View Source Tokenizers.Decoder (Tokenizers v0.5.0)

Decoders and decoding functions.

Decoder transforms a sequence of token ids back to a readable piece of text.

Some normalizers and pre-tokenizers use special characters or identifiers that need special logic to be reverted.

Summary

Functions

Creates a BPE decoder.

Creates a ByteFallback decoder.

Creates a ByteLevel decoder.

Creates a CTC decoder.

Decodes tokens into string with provided decoder.

Creates a Fuse decoder.

Creates a Metaspace decoder.

Creates a Replace decoder.

Combines a list of decoders into a single sequential decoder.

Creates a Strip decoder.

Creates a WordPiece decoder.

Types

@type t() :: %Tokenizers.Decoder{resource: reference()}

Functions

@spec bpe(keyword()) :: t()

Creates a BPE decoder.

Options

  • suffix - the suffix to add to the end of each word. Defaults to </w>
@spec byte_fallback() :: t()

Creates a ByteFallback decoder.

@spec byte_level() :: t()

Creates a ByteLevel decoder.

@spec ctc(keyword()) :: t()

Creates a CTC decoder.

Options

  • pad_token - the token used for padding. Defaults to <pad>

  • word_delimiter_token - the token used for word delimiter. Defaults to |

  • cleanup - whether to cleanup tokenization artifacts, defaults to true

@spec decode(t(), [String.t()]) :: {:ok, String.t()} | {:error, any()}

Decodes tokens into string with provided decoder.

@spec fuse() :: t()

Creates a Fuse decoder.

@spec metaspace(keyword()) :: t()

Creates a Metaspace decoder.

Options

  • replacement - the replacement character. Defaults to (as char)

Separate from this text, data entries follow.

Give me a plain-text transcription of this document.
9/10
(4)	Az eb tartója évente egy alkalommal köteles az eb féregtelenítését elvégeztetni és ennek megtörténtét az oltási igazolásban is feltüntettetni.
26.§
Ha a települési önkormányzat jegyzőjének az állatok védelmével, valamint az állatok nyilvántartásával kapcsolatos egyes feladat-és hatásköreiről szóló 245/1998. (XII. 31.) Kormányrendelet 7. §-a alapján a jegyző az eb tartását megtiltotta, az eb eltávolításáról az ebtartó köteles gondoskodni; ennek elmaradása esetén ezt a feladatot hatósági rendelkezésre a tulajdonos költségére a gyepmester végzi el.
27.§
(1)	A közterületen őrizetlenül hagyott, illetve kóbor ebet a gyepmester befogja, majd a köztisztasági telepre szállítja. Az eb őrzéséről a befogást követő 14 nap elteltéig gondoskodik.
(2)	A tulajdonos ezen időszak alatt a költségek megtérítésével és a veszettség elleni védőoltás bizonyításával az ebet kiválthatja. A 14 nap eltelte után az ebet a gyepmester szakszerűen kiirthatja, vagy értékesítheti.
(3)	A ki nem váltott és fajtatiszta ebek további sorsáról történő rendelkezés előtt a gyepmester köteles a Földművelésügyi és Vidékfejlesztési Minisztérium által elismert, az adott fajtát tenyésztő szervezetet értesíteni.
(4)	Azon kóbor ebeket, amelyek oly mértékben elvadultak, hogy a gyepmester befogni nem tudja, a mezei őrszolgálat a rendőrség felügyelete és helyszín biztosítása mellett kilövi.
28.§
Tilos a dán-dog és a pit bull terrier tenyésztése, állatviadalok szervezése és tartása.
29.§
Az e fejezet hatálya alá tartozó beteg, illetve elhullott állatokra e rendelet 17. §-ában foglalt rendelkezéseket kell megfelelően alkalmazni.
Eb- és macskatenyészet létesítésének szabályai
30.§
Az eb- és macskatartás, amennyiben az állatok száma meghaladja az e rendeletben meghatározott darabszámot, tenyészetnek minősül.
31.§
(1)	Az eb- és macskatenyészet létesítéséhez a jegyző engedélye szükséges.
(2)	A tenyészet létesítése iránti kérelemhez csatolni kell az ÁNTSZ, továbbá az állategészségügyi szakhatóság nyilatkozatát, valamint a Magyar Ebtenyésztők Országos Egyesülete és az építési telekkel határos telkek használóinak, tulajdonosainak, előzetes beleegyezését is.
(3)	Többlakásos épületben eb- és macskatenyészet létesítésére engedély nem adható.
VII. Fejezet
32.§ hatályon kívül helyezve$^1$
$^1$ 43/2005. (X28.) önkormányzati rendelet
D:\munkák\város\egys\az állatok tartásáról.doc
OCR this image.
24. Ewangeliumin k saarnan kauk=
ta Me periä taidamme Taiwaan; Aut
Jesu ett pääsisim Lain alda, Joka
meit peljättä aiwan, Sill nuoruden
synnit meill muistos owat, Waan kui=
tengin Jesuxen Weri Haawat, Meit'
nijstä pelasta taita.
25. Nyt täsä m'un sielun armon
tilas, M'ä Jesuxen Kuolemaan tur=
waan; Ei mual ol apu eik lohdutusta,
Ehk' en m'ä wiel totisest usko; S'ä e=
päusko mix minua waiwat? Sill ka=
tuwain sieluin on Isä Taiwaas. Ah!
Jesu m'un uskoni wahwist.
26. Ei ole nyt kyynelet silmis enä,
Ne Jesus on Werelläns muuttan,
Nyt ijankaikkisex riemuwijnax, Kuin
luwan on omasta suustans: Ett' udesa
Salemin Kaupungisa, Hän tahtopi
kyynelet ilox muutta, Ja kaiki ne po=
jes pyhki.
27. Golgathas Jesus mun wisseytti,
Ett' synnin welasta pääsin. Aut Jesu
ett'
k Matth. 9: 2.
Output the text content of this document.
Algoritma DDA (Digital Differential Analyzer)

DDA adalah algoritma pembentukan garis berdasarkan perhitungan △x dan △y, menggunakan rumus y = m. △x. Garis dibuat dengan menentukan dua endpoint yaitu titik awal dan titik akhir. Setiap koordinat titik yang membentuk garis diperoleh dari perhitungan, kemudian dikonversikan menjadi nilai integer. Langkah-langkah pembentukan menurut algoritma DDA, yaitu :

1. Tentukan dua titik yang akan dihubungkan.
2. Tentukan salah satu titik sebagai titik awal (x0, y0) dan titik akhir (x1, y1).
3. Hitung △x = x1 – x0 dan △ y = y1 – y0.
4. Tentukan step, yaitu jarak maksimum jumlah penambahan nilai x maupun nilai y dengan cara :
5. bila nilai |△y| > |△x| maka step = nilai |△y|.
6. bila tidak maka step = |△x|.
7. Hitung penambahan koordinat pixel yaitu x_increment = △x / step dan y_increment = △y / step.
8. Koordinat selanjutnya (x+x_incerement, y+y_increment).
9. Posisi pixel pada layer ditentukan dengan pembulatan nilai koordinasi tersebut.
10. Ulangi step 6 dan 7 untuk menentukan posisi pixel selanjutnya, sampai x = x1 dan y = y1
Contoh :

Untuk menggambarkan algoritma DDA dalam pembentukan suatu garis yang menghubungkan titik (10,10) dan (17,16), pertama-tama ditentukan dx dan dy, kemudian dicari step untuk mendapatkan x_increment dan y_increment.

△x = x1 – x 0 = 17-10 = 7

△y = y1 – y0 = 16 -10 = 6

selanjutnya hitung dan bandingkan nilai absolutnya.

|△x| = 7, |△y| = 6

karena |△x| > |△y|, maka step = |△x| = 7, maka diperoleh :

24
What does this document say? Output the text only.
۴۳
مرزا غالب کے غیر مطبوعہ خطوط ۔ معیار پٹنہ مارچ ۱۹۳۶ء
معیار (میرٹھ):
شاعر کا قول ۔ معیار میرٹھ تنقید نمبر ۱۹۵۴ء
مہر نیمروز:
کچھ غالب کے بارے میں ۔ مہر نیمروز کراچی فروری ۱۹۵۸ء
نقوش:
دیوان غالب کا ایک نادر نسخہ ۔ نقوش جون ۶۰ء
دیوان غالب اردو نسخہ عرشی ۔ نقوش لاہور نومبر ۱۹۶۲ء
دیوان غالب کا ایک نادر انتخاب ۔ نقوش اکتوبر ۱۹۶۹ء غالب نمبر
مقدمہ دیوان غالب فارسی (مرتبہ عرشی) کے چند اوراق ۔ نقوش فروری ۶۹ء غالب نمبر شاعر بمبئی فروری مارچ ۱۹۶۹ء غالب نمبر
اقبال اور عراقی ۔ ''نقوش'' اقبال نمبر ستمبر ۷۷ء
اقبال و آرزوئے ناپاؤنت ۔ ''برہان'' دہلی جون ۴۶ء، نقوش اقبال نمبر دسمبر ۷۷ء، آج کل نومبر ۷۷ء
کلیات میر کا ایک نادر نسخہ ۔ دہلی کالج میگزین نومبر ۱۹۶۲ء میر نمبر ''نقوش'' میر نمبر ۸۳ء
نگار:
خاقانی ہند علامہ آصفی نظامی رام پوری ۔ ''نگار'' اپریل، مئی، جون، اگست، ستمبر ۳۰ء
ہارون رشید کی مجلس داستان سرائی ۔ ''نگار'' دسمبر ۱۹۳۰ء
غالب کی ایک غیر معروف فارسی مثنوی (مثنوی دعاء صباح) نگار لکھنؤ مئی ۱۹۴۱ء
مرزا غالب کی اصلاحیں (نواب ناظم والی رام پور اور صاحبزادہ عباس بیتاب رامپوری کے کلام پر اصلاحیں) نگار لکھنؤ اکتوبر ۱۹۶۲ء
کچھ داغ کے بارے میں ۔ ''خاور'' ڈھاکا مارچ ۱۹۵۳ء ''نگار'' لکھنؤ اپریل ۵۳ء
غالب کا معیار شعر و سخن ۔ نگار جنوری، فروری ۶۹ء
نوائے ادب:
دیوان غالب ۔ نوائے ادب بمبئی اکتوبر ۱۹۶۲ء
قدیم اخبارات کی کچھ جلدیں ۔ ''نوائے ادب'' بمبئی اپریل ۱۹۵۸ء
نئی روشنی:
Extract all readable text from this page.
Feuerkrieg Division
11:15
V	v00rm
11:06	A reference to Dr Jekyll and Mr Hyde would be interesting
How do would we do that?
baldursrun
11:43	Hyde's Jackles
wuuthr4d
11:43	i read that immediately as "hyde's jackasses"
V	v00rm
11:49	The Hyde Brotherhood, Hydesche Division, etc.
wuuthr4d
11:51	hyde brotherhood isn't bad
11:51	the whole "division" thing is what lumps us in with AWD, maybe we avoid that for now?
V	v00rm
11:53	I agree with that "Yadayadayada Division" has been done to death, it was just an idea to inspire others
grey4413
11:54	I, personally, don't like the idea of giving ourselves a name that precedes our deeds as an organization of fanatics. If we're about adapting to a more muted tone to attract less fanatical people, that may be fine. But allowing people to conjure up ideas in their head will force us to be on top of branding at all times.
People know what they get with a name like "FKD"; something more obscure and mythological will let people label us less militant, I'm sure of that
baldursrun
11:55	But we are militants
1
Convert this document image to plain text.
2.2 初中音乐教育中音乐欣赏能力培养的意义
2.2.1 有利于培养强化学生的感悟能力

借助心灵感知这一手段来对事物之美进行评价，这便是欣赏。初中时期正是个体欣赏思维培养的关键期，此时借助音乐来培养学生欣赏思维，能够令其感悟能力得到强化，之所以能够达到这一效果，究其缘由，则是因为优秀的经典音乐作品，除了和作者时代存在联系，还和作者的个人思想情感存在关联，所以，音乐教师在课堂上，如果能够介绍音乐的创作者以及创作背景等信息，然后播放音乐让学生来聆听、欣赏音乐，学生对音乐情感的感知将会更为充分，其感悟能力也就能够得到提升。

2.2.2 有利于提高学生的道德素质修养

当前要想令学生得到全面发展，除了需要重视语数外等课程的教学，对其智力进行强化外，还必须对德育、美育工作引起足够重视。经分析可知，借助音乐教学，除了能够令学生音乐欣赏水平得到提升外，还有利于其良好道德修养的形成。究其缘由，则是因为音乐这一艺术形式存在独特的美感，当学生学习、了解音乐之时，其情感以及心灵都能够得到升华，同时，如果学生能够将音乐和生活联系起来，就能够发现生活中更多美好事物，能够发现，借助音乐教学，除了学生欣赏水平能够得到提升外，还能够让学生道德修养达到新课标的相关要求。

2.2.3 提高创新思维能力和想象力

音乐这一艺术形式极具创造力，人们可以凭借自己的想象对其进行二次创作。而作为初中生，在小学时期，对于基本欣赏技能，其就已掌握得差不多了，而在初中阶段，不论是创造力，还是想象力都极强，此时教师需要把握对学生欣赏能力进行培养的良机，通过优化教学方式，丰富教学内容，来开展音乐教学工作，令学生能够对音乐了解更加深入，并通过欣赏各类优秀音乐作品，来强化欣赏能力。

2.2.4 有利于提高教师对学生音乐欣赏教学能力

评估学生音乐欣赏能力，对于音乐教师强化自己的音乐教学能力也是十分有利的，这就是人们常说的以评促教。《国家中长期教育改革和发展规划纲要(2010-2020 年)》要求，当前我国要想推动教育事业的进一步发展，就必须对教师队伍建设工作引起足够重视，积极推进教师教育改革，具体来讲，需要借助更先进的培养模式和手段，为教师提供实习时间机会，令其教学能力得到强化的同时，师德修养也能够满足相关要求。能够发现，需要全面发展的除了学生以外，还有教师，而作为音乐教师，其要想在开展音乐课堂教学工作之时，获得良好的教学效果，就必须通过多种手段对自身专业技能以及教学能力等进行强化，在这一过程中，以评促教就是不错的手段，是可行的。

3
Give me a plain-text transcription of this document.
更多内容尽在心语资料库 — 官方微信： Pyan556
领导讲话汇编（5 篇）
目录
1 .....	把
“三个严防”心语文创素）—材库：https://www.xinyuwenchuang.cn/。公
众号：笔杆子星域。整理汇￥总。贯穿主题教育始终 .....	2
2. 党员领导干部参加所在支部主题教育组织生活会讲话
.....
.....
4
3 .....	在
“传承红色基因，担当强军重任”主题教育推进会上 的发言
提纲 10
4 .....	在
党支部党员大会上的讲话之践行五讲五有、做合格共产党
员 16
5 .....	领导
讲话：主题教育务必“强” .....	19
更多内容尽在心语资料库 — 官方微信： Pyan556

  • :prepend_scheme - whether to add a space to the first word if there isn't already one. This lets us treat "hello" exactly like "say hello". Either of :always, :never, :first. :first means the space is only added on the first token (relevant when special tokens are used or other pre_tokenizer are used). Defaults to :always

Link to this function

replace(pattern, content)

View Source
@spec replace(String.t(), String.t()) :: t()

Creates a Replace decoder.

@spec sequence(decoders :: [t()]) :: t()

Combines a list of decoders into a single sequential decoder.

Link to this function

strip(content, left, right)

View Source
@spec strip(char(), non_neg_integer(), non_neg_integer()) :: t()

Creates a Strip decoder.

It expects a character and the number of times to strip the character on left and right sides.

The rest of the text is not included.